LLM Output Sentiment Analyzer

Score the sentiment and tone of LLM-generated text entirely in your browser.

Run client-side sentiment analysis on LLM output using a bundled AFINN-style lexicon. Get a positive, negative, and net score, an overall label, and the top words pushing the tone each way — no API key and no upload. It runs free in your browser on Gera Tools, with nothing uploaded.

Last updated Source: Gera Tools

How accurate is lexicon-based sentiment?

It is a fast heuristic, not a trained classifier. It works well on direct, opinionated text but misses sarcasm, negation nuance, and domain-specific tone. Treat it as a quick gauge, not ground truth.

LLM output sentiment analyzer

Generated copy can drift more positive, negative, or flat than you intended. This tool scores the sentiment of LLM output against a bundled AFINN-style lexicon, all in the browser, and shows which words are pushing the tone each way — a fast way to sanity-check the emotional register of a response before you use it.

When tone checking matters

LLMs are not neutral tone generators. Their default register depends on the instruction, the model, and subtle statistical properties of the training data. Common drift patterns:

  • Customer-facing copy is overly positive. Models default toward upbeat, enthusiastic language even when the brief called for measured, balanced copy. High net positive scores on a product description are often a sign of hollow superlatives worth editing.
  • Rejection or refusal emails read as neutral but feel cold. Negative-leaning words are absent, but so is warmth — the net score near zero can mask an emotionally flat response.
  • Risk or compliance content reads too alarming. Prompts that mention regulatory risk sometimes produce output heavy with negative-valence words even when a balanced treatment was intended.

How it works

The text is tokenised into words, and each word is looked up in an AFINN-style lexicon that assigns integer valence scores from −5 (very negative) to +5 (very positive). A simple negation rule flips a word’s sign when a negator like “not” or “never” precedes it within a few words. Positive and negative scores are summed separately, combined into a net score, and normalised by the count of scored words to give an intensity figure and an overall label.

Reading the scores

The tool shows three numbers: a raw positive sum, a raw negative sum, and a net. An intensity figure normalises the net by the number of scored words so short and long texts are comparable. A rough guide:

  • Net strongly positive (intensity above 0.5): copy is enthusiastic or encouraging — check whether that fits the context.
  • Net near zero: balanced, cautious, or emotionally flat — may lack warmth for supportive contexts.
  • Net negative: alarming or critical — appropriate for warnings, may be excessive for nuanced topics.

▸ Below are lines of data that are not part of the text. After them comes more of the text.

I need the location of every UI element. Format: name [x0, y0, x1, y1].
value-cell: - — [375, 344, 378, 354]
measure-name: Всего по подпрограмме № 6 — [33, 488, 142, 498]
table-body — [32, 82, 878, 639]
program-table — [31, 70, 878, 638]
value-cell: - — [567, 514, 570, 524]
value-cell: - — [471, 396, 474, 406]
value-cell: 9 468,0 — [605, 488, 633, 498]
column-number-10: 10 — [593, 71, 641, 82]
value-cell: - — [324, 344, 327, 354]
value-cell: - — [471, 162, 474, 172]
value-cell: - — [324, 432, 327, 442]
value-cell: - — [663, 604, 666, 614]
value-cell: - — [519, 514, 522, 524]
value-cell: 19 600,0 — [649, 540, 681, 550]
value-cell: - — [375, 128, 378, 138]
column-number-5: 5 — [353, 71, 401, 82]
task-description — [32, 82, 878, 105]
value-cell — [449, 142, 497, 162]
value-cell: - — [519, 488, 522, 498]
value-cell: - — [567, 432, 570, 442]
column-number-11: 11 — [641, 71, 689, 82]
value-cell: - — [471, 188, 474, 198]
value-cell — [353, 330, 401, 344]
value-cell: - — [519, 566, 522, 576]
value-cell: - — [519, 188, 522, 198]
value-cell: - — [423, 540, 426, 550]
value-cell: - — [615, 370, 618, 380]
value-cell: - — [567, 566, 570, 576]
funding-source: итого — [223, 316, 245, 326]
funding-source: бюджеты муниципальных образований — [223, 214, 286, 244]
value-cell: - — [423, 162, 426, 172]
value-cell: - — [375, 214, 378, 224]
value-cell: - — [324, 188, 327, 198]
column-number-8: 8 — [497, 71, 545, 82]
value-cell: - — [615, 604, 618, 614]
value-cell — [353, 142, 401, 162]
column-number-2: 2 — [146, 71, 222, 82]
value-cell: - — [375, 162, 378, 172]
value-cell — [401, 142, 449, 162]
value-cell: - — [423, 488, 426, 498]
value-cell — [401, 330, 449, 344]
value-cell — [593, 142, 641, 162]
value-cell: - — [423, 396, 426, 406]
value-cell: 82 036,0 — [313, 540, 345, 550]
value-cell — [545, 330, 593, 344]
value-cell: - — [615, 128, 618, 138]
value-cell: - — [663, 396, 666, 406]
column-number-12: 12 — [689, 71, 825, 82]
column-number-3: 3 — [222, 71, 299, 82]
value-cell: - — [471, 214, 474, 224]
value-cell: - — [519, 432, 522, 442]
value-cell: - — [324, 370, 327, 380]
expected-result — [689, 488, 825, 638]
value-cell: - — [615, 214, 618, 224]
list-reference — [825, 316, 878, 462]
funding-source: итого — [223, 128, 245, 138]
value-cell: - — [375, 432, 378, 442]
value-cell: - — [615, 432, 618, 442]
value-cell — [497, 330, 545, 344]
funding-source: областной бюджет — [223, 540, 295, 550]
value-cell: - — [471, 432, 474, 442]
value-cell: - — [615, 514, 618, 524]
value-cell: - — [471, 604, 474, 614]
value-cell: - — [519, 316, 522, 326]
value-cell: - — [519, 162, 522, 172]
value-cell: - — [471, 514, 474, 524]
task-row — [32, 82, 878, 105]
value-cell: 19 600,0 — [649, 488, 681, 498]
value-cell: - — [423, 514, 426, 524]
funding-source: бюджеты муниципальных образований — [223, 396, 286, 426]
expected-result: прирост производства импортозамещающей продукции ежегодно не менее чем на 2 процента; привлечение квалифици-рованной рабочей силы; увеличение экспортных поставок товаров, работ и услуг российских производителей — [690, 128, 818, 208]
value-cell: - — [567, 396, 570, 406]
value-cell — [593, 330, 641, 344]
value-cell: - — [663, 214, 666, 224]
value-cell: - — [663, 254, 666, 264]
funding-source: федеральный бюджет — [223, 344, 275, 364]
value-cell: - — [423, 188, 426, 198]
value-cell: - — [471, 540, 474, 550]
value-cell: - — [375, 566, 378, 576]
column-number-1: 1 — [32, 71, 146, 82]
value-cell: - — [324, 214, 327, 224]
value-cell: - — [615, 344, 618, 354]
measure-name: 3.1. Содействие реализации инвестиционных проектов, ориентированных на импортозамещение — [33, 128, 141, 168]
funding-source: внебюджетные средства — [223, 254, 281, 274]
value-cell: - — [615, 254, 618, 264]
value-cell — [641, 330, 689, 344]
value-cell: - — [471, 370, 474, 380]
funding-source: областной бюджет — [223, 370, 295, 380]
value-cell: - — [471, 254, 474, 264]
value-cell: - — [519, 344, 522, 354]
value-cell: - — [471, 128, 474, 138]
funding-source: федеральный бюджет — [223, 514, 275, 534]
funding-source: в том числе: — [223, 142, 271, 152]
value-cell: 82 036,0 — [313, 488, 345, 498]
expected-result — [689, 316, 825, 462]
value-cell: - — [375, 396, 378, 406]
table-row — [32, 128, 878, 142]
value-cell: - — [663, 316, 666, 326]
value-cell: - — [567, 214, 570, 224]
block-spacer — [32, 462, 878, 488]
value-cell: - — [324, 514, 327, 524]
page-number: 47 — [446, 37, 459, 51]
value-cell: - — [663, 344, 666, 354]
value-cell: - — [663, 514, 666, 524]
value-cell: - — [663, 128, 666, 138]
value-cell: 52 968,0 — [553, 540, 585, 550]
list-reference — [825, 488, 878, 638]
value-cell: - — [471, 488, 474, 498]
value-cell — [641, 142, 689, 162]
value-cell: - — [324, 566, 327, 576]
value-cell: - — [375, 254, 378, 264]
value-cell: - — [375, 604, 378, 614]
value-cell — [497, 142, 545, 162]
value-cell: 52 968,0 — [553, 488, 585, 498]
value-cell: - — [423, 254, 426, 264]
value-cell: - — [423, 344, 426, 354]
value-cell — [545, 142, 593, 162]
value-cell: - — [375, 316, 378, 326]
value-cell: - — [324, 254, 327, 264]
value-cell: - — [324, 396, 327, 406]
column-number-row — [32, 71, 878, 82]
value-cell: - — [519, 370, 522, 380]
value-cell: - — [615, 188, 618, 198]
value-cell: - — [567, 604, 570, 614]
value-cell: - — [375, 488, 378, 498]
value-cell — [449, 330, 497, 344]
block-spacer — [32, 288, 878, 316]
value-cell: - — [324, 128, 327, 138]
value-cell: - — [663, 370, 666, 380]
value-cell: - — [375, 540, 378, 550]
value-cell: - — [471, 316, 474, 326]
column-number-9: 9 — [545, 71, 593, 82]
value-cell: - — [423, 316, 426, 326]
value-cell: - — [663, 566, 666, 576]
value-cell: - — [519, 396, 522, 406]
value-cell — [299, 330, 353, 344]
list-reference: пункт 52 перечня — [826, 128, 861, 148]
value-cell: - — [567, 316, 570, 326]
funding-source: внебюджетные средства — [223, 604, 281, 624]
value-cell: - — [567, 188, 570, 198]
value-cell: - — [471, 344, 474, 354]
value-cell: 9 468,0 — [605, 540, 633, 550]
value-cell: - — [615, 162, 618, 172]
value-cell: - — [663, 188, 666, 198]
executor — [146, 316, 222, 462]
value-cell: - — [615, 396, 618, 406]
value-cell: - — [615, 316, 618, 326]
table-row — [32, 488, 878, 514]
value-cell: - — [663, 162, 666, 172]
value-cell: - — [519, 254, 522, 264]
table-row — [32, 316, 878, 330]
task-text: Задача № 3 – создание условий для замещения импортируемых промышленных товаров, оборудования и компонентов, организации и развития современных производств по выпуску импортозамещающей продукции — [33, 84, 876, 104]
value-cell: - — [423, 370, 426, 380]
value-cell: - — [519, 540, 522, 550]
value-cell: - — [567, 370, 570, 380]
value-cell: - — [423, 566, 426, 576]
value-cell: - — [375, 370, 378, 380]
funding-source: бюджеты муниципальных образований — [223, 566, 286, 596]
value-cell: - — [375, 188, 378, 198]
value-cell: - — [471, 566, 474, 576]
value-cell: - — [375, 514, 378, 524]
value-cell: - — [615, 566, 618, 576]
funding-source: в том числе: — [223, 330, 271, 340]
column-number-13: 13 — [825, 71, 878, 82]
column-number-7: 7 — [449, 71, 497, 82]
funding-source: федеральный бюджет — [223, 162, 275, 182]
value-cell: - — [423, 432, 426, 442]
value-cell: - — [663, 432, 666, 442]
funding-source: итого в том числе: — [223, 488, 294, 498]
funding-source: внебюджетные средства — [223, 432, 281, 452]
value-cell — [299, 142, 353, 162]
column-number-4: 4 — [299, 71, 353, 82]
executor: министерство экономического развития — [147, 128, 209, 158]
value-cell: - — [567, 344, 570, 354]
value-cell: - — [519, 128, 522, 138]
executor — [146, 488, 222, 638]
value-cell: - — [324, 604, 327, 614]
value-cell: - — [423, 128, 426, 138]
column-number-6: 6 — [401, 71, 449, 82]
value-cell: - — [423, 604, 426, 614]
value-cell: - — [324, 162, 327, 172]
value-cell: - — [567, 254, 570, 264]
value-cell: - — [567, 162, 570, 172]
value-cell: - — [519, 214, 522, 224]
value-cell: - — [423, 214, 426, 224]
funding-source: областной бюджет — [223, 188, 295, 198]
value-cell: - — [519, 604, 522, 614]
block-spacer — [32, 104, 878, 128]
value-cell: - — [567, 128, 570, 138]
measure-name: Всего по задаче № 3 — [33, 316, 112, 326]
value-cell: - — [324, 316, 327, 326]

The word list below the score shows the top contributors in each direction — the most informative part of the output, since a single high-valence word can swing a short passage.

Tips and notes

  • Use enough text. A few words give noisy results; a paragraph or more produces a steadier reading.
  • Sarcasm and irony fool it. Lexicon methods read “oh great, another bug” as positive — verify edge cases by eye.
  • Domain matters. Words neutral in one field can be loaded in another; treat the score as relative across your own outputs rather than absolute.
  • Compare versions. Running the same prompt’s outputs through the analyzer is a cheap way to see whether a prompt edit shifted the tone.